How about if we want to compare the near co-occurrence of words or phrases in a document? One way to do this is graphically, plotting the “distance” through the text on the x-axis, and then for categorical terms on y marking out where those terms appear in the text. In NLTK, this is referred to as a lexical dispersion plot:
I guess we could then scan across the distance axis using a windowing function to find terms that appear within a particular distance of each other? Or use co-occurrence matrices for example (eg Co-occurrence matrices of time series applied to literary works), perhaps with overlapping “time” bins? (This could work really well as a graph model – eg for 20 pages, set up page nodes 1-2, 2-3, 3-4,.., 18-19, 19-20, then an actor node for each actor, connecting actors to page nodes for page bins on which they occur; then project the bipartite graph onto just the actor nodes, connecting actors who were originally to the same page bin nodes.)
Something that could be differently useful is spotting common sentences that appear in different documents (for example, quotations). There are surely tools out there that do this, though offhand I can’t find any..? My gut reaction would be to generate a sentence list for each document (eg using something like the handy looking textblob python library), strip quotation marks and whitespace, etc, sort each list, then run a diff on them and pull out the matched lines. (So a “reverse differ”, I think it’s called?) I’m not sure if you could easily also pull out the near misses? (If you can help me out on how to easily find matching or near matching sentences across documents via a comment or link, it’d be appreciated…:-)
The more general approach is to just measure document similarity – TF-IDF (Term Frequency – Inverse Document Frequency) and cosine similarity are key phrases here. I guess this approach could also be applied to sentences to find common ones across documents, (eg SO: Similarity between two text documents), though I guess it would require comparing quite a large number of sentences (for ~N sentences in each doc, it’d require N^2 comparisons)? I suppose you could optimise by ignoring comparisons between sentences of radically different lengths? Again, presumably there are tools that do this already?
Unlike simply counting common words that aren’t stop words in a document to find the most popular words in a doc, TF-IDF moderates the simple count (the term frequency) with the inverse document frequency. If a word is popular in every document, the term frequency is large and the document frequency is large, so the inverse document frequency (one divided by the document frequency) is small – which in turn gives a reduced TF-IDF value. If a term is popular in one document but not any other, the document frequency is small and so the relative document frequency is large, giving a large TF-IDF for the term in the rare document in which it appears. TF-IDF helps you spot words that are rare across documents or uncommonly frequent within documents.
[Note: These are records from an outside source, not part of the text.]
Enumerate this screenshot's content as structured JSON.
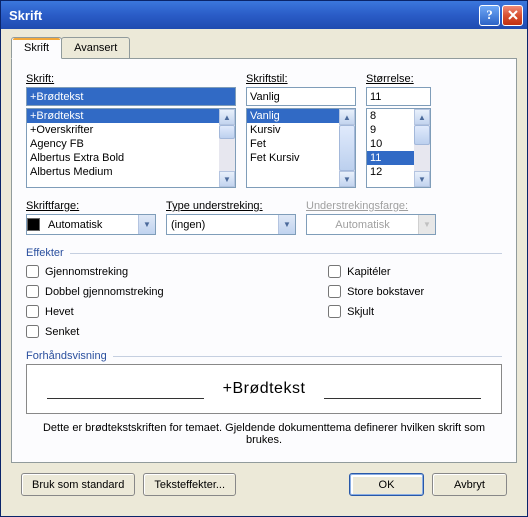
{
  "title": "Skrift",
  "tabs": {
    "font": "Skrift",
    "advanced": "Avansert"
  },
  "labels": {
    "font": "Skrift:",
    "style": "Skriftstil:",
    "size": "Størrelse:",
    "fontcolor": "Skriftfarge:",
    "underline": "Type understreking:",
    "underlinecolor": "Understrekingsfarge:"
  },
  "font": {
    "value": "+Brødtekst",
    "items": [
      "+Brødtekst",
      "+Overskrifter",
      "Agency FB",
      "Albertus Extra Bold",
      "Albertus Medium"
    ],
    "selectedIndex": 0
  },
  "style": {
    "value": "Vanlig",
    "items": [
      "Vanlig",
      "Kursiv",
      "Fet",
      "Fet Kursiv"
    ],
    "selectedIndex": 0
  },
  "size": {
    "value": "11",
    "items": [
      "8",
      "9",
      "10",
      "11",
      "12"
    ],
    "selectedIndex": 3
  },
  "fontcolor": "Automatisk",
  "underline_type": "(ingen)",
  "underline_color": "Automatisk",
  "groups": {
    "effects": "Effekter",
    "preview": "Forhåndsvisning"
  },
  "effects": {
    "strike": "Gjennomstreking",
    "dstrike": "Dobbel gjennomstreking",
    "super": "Hevet",
    "sub": "Senket",
    "smallcaps": "Kapitéler",
    "allcaps": "Store bokstaver",
    "hidden": "Skjult"
  },
  "preview_text": "+Brødtekst",
  "description": "Dette er brødtekstskriften for temaet. Gjeldende dokumenttema definerer hvilken skrift som brukes.",
  "buttons": {
    "default": "Bruk som standard",
    "texteffects": "Teksteffekter...",
    "ok": "OK",
    "cancel": "Avbryt"
  }
}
Topic models: I thought I’d played with these quite a bit before, but if I did the doodles didn’t make it as far as the blog… The idea behind topic modeling is generate a set of key terms – topics – that provide an indication of the topic of a particular document. (It’s a bit more sophisticated than using a count of common words that aren’t stopwords to characterise a document, which is the approach that tends to be used when generating wordclouds…) There are some pointers in the comments to A Quick View Over a MASHe Google Spreadsheet Twitter Archive of UKGC12 Tweets about topic modeling in R using the R topicmodels package; this ROpenSci post on Topic Modeling in R has code for a nice interactive topic explorer; this notebook on Topic Modeling 101 looks like a handy intro to topic modeling using the gensim Python package.
Automatic summarisation/text summary generation: again, I thought I dabbled with this but there’s no sign of it on this blog:-( There are several tools and recipes out there that will generate text summaries of long documents, but I guess they could be hit and miss and I’d need to play with a few of them to see how easy they are to use and how well they seem to work/how useful they appear to be. The python sumy package looks quite interesting in this respect (example usage) and is probably where I’d start. A simple description of a basic text summariser can be found here: Text summarization with NLTK.
So – what have I missed?
PS In passing, see this JISC review from 2012 on the Value and Benefits of Text Mining.